Athletes and Heavy Sweaters Need More
The standard guidelines assume a typical lifestyle. If you exercise intensely or work outdoors in the heat, you lose significant sodium through sweat. During vigorous exercise at high temperatures, a person can lose 3.5 to 7 grams of sodium per day, which is well above the recommended intake for sedentary adults. That lost sodium needs to be replaced.
For activities lasting longer than 90 minutes, sports nutrition guidelines recommend drinks containing 400 to 1,100 mg of sodium per liter. Sodium replacement becomes especially important when your sweat rate exceeds about 1.2 liters per hour and the activity lasts more than two hours. The sodium also helps your intestines absorb water more efficiently, so it’s not just about replacing what’s lost. It’s about staying hydrated in the first place.
If you’re a recreational exerciser doing 30 to 60 minutes of moderate activity, your normal diet typically covers your sodium needs without any special supplementation.
When Sodium Gets Too Low
While most people need to worry about eating too much sodium, going too low carries its own risks. Hyponatremia occurs when blood sodium drops below 135 millimoles per liter (a healthy range is 135 to 145). This is uncommon from diet alone and more often results from drinking excessive amounts of water without replacing electrolytes, certain medications, or medical conditions affecting the kidneys or hormones.
Mild hyponatremia causes nausea, headache, fatigue, and muscle cramps. Severe cases, where sodium drops rapidly, can lead to confusion, seizures, brain swelling, coma, and even death. Premenopausal women appear to face the highest risk of hyponatremia-related brain damage, possibly due to hormonal effects on sodium balance. This is one reason why marathon runners and endurance athletes are advised to drink to thirst rather than forcing fluids beyond what feels comfortable.
Practical Ways to Stay Within Range
Cutting sodium doesn’t require bland food.
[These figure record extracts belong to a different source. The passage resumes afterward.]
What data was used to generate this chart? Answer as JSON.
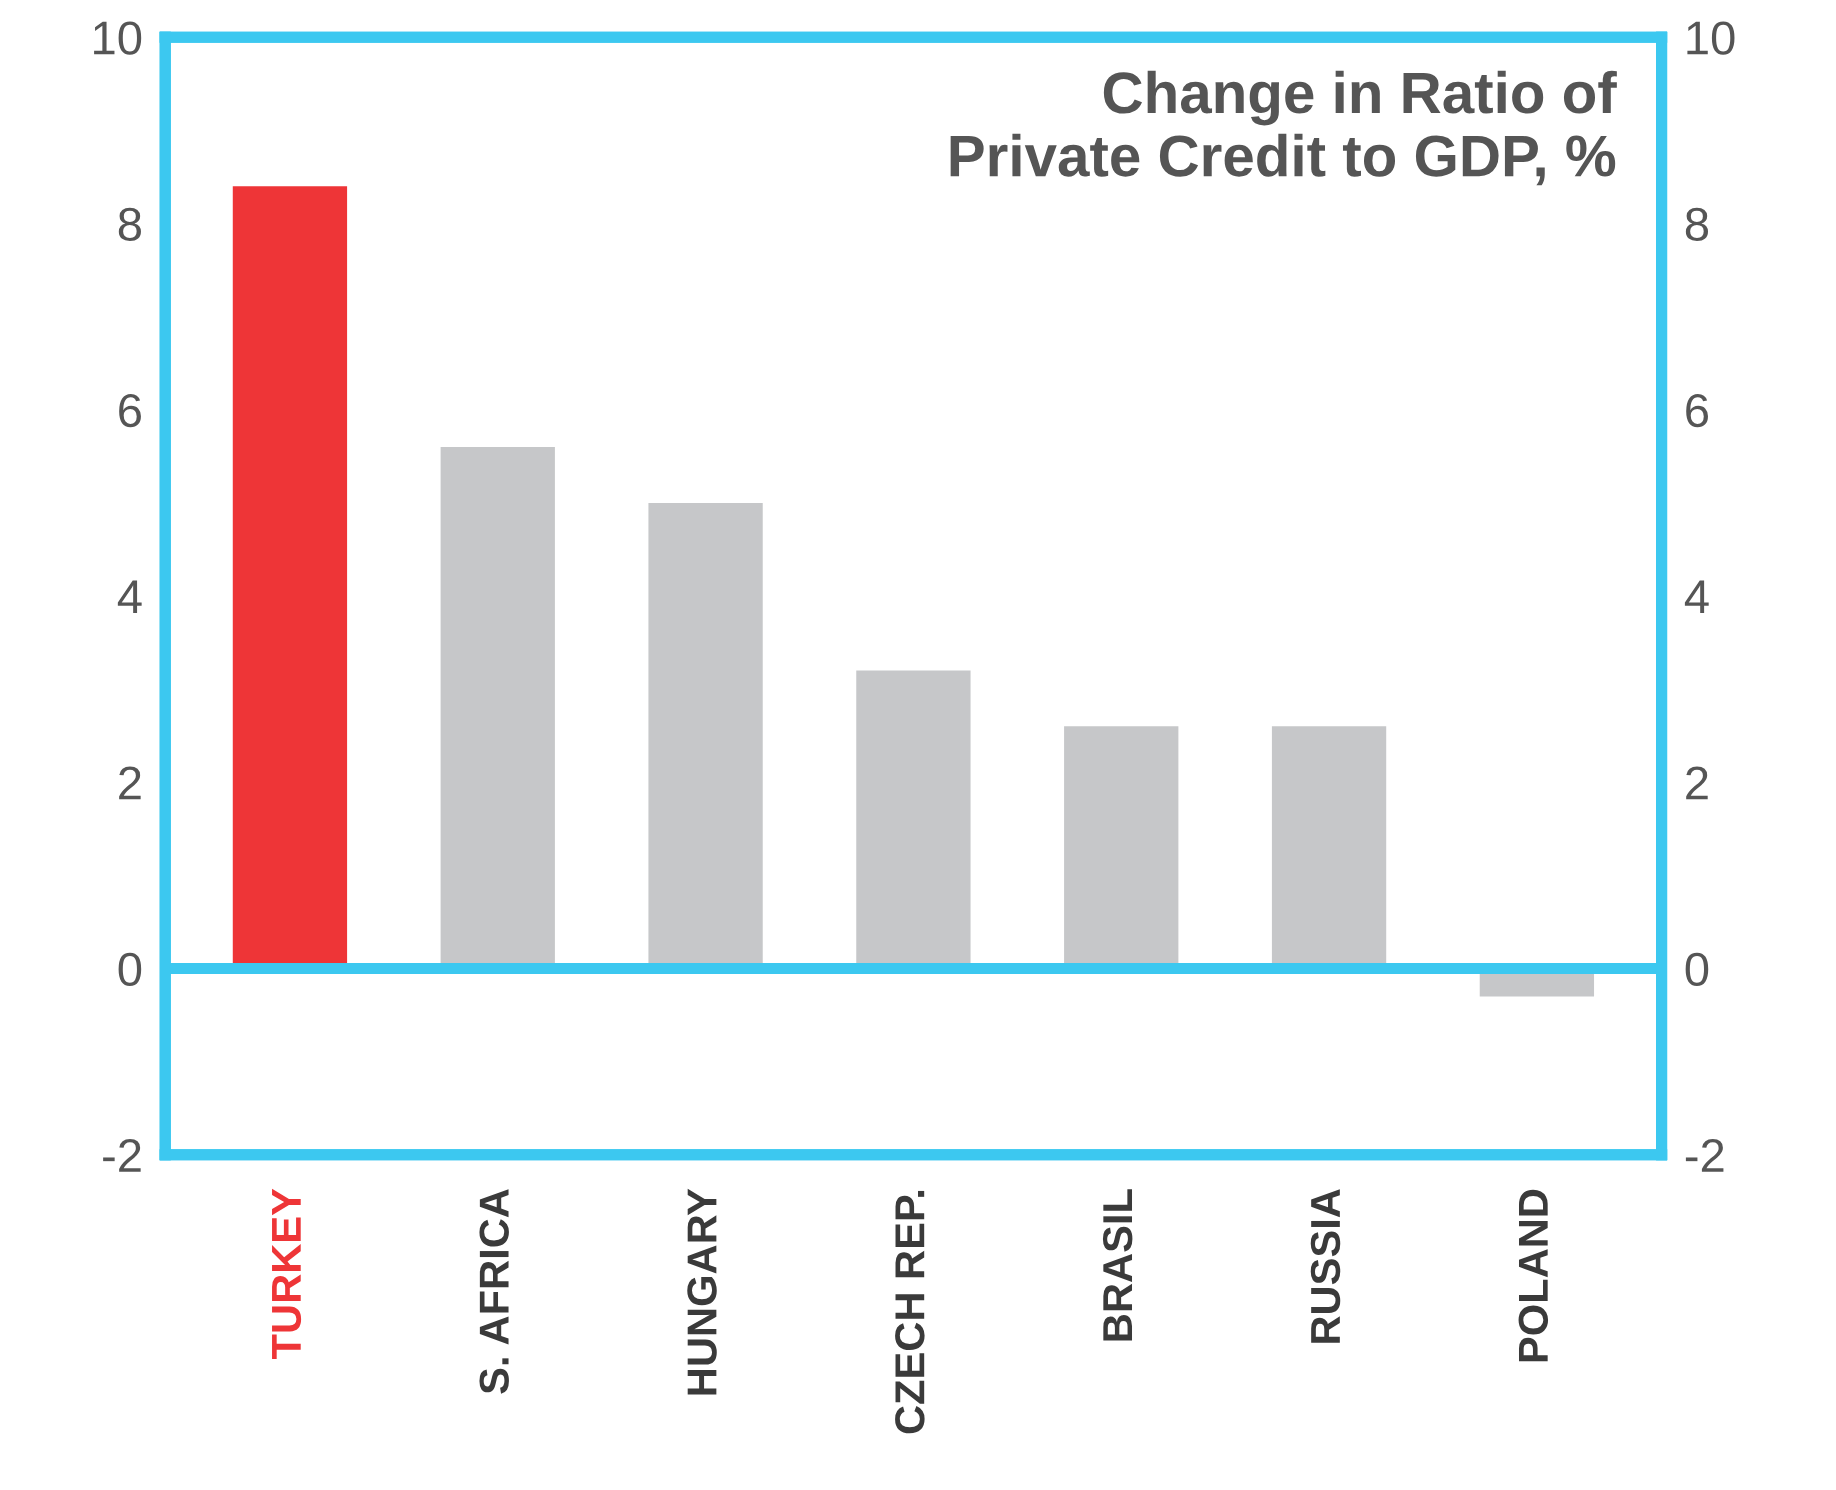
{
  "chart_data": {
    "type": "bar",
    "title": "Change in Ratio of\nPrivate Credit to GDP, %",
    "categories": [
      "TURKEY",
      "S. AFRICA",
      "HUNGARY",
      "CZECH REP.",
      "BRASIL",
      "RUSSIA",
      "POLAND"
    ],
    "values": [
      8.4,
      5.6,
      5.0,
      3.2,
      2.6,
      2.6,
      -0.3
    ],
    "colors": [
      "#ee3537",
      "#c6c7c9",
      "#c6c7c9",
      "#c6c7c9",
      "#c6c7c9",
      "#c6c7c9",
      "#c6c7c9"
    ],
    "ylim": [
      -2,
      10
    ],
    "yticks": [
      -2,
      0,
      2,
      4,
      6,
      8,
      10
    ],
    "y2lim": [
      -2,
      10
    ],
    "y2ticks": [
      -2,
      0,
      2,
      4,
      6,
      8,
      10
    ],
    "ref_lines": [
      {
        "axis": "y",
        "value": 0,
        "color": "#3cc8f0"
      }
    ],
    "grid": false,
    "legend": false
  }
}
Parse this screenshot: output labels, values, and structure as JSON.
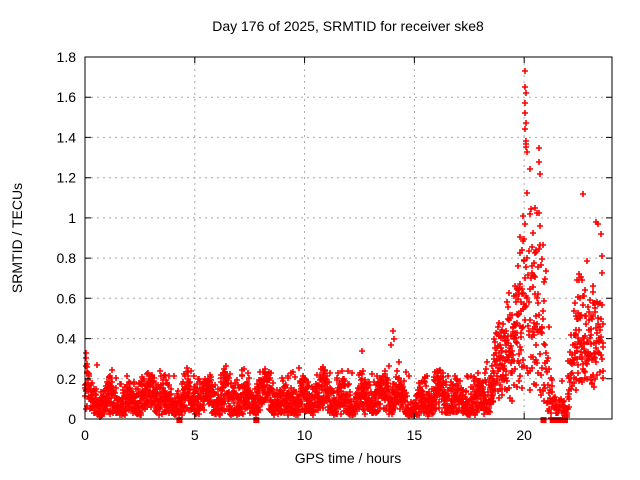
{
  "window": {
    "background": "#ffffff"
  },
  "colors": {
    "points": "#ff0000",
    "flags": "#ff0000",
    "grid": "#a8a8a8",
    "axis": "#000000",
    "text": "#000000",
    "background": "#ffffff"
  },
  "chart_data": {
    "type": "scatter",
    "title": "Day 176 of 2025, SRMTID for receiver ske8",
    "xlabel": "GPS time / hours",
    "ylabel": "SRMTID / TECUs",
    "xlim": [
      0,
      24
    ],
    "ylim": [
      0,
      1.8
    ],
    "xticks": [
      0,
      5,
      10,
      15,
      20
    ],
    "xtick_labels": [
      "0",
      "5",
      "10",
      "15",
      "20"
    ],
    "yticks": [
      0,
      0.2,
      0.4,
      0.6,
      0.8,
      1.0,
      1.2,
      1.4,
      1.6,
      1.8
    ],
    "ytick_labels": [
      "0",
      "0.2",
      "0.4",
      "0.6",
      "0.8",
      "1",
      "1.2",
      "1.4",
      "1.6",
      "1.8"
    ],
    "grid": true,
    "legend": "none",
    "marker": "plus",
    "seed": 7,
    "sample_step_hours": 0.008,
    "data_end_hour": 23.6,
    "series": [
      {
        "name": "SRMTID",
        "marker": "plus",
        "color": "#ff0000",
        "envelope_columns": [
          "hour",
          "y_min",
          "y_typical",
          "y_max",
          "density"
        ],
        "envelope": [
          [
            0.0,
            0.06,
            0.17,
            0.33,
            1
          ],
          [
            0.25,
            0.03,
            0.09,
            0.2,
            1
          ],
          [
            0.8,
            0.03,
            0.08,
            0.16,
            1
          ],
          [
            1.2,
            0.05,
            0.14,
            0.3,
            1
          ],
          [
            1.8,
            0.04,
            0.11,
            0.22,
            1
          ],
          [
            2.6,
            0.04,
            0.11,
            0.21,
            1
          ],
          [
            3.3,
            0.05,
            0.13,
            0.26,
            1
          ],
          [
            4.1,
            0.04,
            0.11,
            0.22,
            1
          ],
          [
            4.7,
            0.05,
            0.13,
            0.26,
            1
          ],
          [
            5.4,
            0.04,
            0.1,
            0.2,
            1
          ],
          [
            6.1,
            0.05,
            0.13,
            0.25,
            1
          ],
          [
            6.8,
            0.05,
            0.14,
            0.28,
            1
          ],
          [
            7.5,
            0.04,
            0.11,
            0.23,
            1
          ],
          [
            8.1,
            0.05,
            0.13,
            0.26,
            1
          ],
          [
            8.8,
            0.04,
            0.1,
            0.2,
            1
          ],
          [
            9.5,
            0.05,
            0.13,
            0.29,
            1
          ],
          [
            10.2,
            0.04,
            0.11,
            0.22,
            1
          ],
          [
            10.9,
            0.05,
            0.13,
            0.27,
            1
          ],
          [
            11.6,
            0.04,
            0.11,
            0.23,
            1
          ],
          [
            12.4,
            0.05,
            0.14,
            0.29,
            1
          ],
          [
            13.1,
            0.04,
            0.11,
            0.23,
            1
          ],
          [
            13.7,
            0.05,
            0.13,
            0.27,
            1
          ],
          [
            14.05,
            0.06,
            0.16,
            0.44,
            1
          ],
          [
            14.4,
            0.05,
            0.12,
            0.26,
            1
          ],
          [
            15.1,
            0.03,
            0.09,
            0.18,
            1
          ],
          [
            15.8,
            0.04,
            0.12,
            0.25,
            1
          ],
          [
            16.5,
            0.05,
            0.13,
            0.26,
            1
          ],
          [
            17.2,
            0.04,
            0.11,
            0.22,
            1
          ],
          [
            17.9,
            0.05,
            0.13,
            0.24,
            1
          ],
          [
            18.4,
            0.07,
            0.16,
            0.3,
            1
          ],
          [
            18.8,
            0.12,
            0.27,
            0.48,
            1
          ],
          [
            19.2,
            0.16,
            0.34,
            0.58,
            1
          ],
          [
            19.6,
            0.2,
            0.42,
            0.75,
            0.9
          ],
          [
            19.95,
            0.28,
            0.6,
            1.15,
            0.9
          ],
          [
            20.1,
            0.35,
            0.85,
            1.73,
            0.85
          ],
          [
            20.3,
            0.28,
            0.65,
            1.3,
            0.7
          ],
          [
            20.55,
            0.2,
            0.55,
            1.2,
            0.8
          ],
          [
            20.7,
            0.18,
            0.5,
            1.35,
            0.8
          ],
          [
            20.9,
            0.12,
            0.4,
            0.95,
            0.7
          ],
          [
            21.15,
            0.01,
            0.12,
            0.5,
            0.6
          ],
          [
            21.5,
            0.0,
            0.03,
            0.12,
            0.7
          ],
          [
            21.95,
            0.01,
            0.08,
            0.3,
            0.6
          ],
          [
            22.25,
            0.12,
            0.32,
            0.6,
            0.9
          ],
          [
            22.55,
            0.2,
            0.45,
            0.92,
            1
          ],
          [
            22.85,
            0.22,
            0.42,
            0.8,
            0.9
          ],
          [
            23.15,
            0.2,
            0.42,
            0.88,
            0.9
          ],
          [
            23.4,
            0.28,
            0.52,
            1.12,
            0.8
          ],
          [
            23.6,
            0.18,
            0.4,
            0.75,
            0.7
          ]
        ],
        "notable_points": [
          [
            20.02,
            1.73
          ],
          [
            20.05,
            1.65
          ],
          [
            20.08,
            1.62
          ],
          [
            20.02,
            1.57
          ],
          [
            20.06,
            1.52
          ],
          [
            20.1,
            1.47
          ],
          [
            20.04,
            1.44
          ],
          [
            20.07,
            1.38
          ],
          [
            20.12,
            1.33
          ],
          [
            20.68,
            1.35
          ],
          [
            20.66,
            1.28
          ],
          [
            20.72,
            1.22
          ],
          [
            22.68,
            1.12
          ],
          [
            23.38,
            0.97
          ],
          [
            14.02,
            0.44
          ],
          [
            14.05,
            0.4
          ],
          [
            12.62,
            0.34
          ],
          [
            0.04,
            0.33
          ],
          [
            0.55,
            0.27
          ]
        ]
      },
      {
        "name": "flags",
        "marker": "filled-square",
        "color": "#ff0000",
        "y": 0,
        "x_singles": [
          4.3,
          7.8,
          20.88
        ],
        "x_bar": {
          "from": 21.3,
          "to": 21.88,
          "step": 0.04
        }
      }
    ]
  }
}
Cooking at home with whole ingredients gives you the most control, since you decide exactly how much salt goes in. When you do buy packaged foods, compare labels. Sodium content varies enormously between brands of the same product. A “low sodium” label means the product contains 140 mg or less per serving.
Seasoning with herbs, spices, citrus juice, and vinegar adds flavor without sodium. Rinsing canned beans and vegetables under water for 30 seconds removes a meaningful portion of added salt. Choosing fresh or frozen vegetables over canned versions is another simple swap. At restaurants, sauces and dressings are the biggest sodium sources, so asking for them on the side helps.
Your taste buds adjust. People who reduce their sodium intake consistently for two to three weeks often find that previously normal-tasting foods start to taste overly salty. The initial adjustment period is the hardest part, and it gets easier from there.